Detecting the film or exposed part of the film could be done a few ways, depending on how reproducible your scanning pipeline is. The simple way is to apply a binary operation over the image, keeping only the pixels above a threshold. For the threshold, skimage provides several and depending on how reproducible your images are, that may be enough. You could also use a threshold based on, e.g., a difference between max pixel value and the median pixel value (assuming your film is much bigger than the exposed area).

As for noise, a median filter works nicely as it’s edge-preserving. That’s assuming your noise is salt and pepper. You could also improve your signal by averaging the nearby profiles. E.g. apply a mean to a 5- or 10-pixel profile band. I have yet to use a tophat filter so I can’t comment there.

Let us know how it turns out!

OK I have a rudimentary but working method, see below. I would like to explore the flatsym module, but this currently can only load from a .dcm, and does not accept a numpy array? Can flatsym correctly orient the image to correct for slight tilts? Currently in our imageJ macro the user has to correct the alignment of the image manually…
Cheers

The flatsym module needs some love; it hasn’t been updated in a while. It was also designed for used with the EPID, not film. The original reason it only accepts dicom files is so that it can read the tags for dpi and SID without passing that info in.

The flatsym module does not correct for tilt. My assumption was people were using their EPID and thus it would be a dicom file and that (assuming coll=0) the image would be parallel to the image edges.
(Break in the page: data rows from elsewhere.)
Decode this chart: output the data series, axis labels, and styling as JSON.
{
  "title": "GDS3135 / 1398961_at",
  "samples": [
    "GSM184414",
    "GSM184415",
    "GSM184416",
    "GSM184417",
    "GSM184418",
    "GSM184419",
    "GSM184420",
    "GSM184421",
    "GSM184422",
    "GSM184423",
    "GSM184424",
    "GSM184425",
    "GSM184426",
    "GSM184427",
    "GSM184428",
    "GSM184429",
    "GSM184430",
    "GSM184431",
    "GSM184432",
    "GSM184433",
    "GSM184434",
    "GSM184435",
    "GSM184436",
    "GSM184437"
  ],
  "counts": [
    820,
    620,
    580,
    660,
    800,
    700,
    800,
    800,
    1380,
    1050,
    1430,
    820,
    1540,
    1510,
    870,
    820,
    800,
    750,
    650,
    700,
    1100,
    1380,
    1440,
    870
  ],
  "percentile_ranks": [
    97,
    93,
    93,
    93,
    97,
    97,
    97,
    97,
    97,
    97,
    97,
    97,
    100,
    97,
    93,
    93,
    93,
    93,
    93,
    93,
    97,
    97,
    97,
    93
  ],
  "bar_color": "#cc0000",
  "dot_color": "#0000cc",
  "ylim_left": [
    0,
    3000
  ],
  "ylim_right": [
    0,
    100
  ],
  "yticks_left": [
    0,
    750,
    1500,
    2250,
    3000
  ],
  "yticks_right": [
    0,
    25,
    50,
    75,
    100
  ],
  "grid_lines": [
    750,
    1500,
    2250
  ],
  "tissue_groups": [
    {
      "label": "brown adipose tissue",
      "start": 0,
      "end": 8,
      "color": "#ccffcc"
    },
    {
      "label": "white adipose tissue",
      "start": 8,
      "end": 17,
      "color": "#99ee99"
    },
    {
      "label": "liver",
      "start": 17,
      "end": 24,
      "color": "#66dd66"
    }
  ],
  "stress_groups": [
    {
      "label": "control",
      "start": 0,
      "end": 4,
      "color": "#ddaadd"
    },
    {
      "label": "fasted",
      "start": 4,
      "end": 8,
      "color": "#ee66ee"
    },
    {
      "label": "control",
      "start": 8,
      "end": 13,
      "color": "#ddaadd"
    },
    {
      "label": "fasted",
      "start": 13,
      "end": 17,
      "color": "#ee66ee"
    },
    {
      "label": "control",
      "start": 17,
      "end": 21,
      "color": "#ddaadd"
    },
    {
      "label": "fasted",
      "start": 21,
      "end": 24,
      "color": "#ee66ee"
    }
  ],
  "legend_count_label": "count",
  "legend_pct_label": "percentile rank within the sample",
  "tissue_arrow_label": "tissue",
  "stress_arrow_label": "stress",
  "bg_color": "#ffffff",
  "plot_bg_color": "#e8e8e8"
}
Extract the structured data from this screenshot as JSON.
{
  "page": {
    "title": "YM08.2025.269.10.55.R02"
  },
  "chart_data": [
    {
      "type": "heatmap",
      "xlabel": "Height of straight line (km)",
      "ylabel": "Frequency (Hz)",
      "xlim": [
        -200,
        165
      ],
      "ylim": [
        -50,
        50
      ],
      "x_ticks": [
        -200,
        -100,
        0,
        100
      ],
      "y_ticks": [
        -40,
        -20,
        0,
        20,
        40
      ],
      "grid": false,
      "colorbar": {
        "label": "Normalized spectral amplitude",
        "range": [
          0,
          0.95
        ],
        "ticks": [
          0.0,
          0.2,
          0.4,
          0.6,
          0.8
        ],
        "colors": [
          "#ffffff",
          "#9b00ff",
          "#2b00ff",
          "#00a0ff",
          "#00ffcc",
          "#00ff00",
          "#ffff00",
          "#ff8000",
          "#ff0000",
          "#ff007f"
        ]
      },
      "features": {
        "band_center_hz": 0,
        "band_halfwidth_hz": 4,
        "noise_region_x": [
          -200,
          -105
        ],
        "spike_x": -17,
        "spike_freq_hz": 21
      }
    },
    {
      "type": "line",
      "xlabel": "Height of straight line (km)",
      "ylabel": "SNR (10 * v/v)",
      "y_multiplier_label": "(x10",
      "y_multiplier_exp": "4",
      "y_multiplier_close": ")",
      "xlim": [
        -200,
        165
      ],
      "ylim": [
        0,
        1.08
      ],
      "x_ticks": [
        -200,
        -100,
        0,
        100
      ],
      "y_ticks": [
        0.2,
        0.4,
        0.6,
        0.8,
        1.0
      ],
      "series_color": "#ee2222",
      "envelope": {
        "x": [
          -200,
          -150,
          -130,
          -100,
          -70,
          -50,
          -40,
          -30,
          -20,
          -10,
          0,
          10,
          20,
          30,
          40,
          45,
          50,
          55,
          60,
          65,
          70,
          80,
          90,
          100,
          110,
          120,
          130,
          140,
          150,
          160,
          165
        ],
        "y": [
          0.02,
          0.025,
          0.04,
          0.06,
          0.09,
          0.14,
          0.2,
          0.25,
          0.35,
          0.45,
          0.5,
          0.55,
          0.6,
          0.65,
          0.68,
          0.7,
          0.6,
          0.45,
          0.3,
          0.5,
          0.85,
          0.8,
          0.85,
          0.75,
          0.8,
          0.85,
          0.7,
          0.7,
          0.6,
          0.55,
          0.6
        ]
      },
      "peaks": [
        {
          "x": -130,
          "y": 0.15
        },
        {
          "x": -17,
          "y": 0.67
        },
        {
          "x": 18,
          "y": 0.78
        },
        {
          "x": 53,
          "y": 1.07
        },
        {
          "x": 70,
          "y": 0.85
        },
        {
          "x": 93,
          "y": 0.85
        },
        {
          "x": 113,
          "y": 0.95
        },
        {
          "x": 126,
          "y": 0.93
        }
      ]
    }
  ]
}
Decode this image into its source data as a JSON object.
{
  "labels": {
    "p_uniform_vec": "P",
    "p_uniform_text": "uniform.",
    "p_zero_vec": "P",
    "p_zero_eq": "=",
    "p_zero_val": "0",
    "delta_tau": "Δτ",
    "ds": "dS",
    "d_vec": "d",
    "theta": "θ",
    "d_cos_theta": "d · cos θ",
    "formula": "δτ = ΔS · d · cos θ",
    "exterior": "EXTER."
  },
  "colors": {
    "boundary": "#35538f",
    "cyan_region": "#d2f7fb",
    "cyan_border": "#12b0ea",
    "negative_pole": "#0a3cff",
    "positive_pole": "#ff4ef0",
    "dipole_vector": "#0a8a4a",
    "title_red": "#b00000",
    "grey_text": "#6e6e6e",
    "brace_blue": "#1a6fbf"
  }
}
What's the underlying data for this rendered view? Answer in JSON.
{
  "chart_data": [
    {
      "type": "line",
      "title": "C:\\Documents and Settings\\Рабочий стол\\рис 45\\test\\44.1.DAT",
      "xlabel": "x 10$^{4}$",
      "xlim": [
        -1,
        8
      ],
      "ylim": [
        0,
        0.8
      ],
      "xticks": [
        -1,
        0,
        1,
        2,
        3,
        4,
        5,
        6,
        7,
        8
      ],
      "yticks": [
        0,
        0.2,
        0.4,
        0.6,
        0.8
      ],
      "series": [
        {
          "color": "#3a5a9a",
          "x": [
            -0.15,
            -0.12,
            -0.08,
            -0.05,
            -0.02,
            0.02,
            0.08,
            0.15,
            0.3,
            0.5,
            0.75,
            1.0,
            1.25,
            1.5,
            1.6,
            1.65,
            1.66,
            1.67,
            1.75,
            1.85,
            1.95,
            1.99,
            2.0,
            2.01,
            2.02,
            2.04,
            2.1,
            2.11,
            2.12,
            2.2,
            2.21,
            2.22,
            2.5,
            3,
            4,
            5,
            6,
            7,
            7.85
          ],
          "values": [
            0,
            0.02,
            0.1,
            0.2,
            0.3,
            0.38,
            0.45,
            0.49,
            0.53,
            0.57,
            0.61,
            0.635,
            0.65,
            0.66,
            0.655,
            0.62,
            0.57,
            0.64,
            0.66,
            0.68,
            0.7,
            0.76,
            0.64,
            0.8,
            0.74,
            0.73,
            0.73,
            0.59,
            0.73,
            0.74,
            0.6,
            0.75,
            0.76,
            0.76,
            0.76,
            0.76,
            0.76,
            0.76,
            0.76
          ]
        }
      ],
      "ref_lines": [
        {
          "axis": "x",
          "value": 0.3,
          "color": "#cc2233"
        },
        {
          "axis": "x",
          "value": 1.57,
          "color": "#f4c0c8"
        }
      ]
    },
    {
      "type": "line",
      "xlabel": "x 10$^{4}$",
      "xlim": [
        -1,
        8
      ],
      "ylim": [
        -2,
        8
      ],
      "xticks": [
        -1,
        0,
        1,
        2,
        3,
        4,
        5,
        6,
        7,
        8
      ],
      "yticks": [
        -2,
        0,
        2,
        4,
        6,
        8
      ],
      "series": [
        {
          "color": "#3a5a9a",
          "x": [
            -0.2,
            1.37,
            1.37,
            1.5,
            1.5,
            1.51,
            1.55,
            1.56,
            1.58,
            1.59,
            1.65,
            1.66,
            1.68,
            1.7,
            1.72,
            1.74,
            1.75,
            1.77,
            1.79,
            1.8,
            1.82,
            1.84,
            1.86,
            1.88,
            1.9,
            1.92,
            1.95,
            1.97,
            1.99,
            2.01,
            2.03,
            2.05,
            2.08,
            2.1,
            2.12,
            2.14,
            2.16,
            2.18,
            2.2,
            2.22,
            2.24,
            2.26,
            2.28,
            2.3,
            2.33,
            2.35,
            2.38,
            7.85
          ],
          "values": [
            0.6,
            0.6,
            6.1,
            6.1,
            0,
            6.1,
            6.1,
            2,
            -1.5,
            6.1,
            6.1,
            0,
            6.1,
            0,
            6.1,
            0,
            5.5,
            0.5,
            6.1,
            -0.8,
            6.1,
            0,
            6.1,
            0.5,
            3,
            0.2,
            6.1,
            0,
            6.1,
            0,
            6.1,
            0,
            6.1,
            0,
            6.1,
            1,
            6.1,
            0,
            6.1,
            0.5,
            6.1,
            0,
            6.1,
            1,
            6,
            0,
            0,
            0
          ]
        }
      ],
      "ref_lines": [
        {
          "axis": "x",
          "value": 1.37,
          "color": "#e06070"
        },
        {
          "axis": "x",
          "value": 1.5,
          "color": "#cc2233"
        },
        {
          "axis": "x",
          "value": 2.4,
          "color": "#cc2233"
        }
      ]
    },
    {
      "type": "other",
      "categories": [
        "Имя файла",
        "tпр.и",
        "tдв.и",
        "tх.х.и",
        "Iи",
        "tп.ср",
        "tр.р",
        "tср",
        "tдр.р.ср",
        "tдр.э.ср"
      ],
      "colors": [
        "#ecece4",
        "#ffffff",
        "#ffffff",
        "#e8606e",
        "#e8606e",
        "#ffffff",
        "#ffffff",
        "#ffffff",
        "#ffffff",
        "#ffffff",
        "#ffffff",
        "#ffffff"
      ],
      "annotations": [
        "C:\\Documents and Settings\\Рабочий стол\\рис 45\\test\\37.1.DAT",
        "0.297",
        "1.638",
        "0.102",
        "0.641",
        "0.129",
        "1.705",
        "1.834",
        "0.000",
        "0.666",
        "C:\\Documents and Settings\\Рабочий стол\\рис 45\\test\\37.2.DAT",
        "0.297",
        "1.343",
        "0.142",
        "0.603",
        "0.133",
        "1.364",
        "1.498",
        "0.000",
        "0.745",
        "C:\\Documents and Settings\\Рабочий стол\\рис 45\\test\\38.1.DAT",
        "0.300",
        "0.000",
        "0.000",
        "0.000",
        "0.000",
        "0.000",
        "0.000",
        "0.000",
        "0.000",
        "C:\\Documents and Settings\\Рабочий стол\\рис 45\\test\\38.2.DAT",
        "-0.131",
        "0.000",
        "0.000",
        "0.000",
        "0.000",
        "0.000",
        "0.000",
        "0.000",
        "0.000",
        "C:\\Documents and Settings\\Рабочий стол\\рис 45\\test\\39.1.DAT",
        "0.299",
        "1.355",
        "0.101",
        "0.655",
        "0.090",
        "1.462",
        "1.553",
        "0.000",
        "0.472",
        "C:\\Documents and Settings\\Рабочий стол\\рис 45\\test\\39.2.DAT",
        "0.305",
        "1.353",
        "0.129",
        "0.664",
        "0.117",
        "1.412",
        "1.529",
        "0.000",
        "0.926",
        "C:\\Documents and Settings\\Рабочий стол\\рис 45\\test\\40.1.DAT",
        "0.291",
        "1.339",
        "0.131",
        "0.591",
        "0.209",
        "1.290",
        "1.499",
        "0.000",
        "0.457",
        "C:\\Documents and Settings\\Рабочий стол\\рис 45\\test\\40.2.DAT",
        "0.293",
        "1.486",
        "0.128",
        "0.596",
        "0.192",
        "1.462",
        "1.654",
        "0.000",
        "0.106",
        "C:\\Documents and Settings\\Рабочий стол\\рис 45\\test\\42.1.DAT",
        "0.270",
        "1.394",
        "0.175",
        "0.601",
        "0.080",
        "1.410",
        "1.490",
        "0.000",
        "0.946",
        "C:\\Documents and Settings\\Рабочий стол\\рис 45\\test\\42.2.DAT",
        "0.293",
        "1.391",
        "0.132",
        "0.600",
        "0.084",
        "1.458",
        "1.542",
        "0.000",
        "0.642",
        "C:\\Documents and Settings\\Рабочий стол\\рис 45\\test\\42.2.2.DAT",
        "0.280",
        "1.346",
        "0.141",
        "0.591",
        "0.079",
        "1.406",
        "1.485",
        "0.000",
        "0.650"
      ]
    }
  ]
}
It seems you’ve got your own version working now which is great!

Hi Mr Cole

I wonder whether you got it to work with GafChromic films? If so would you mind sending me the python file so that I can try it.

Thanks for your help

Senthil

Hi Senthil
My code is on https://github.com/robmarkcole/Useful-python-for-medical-physics/tree/master/Experiments%20in%20ipython%20notebooks/pylinac
I haven't taken this any further but feel free to steal the code and improve!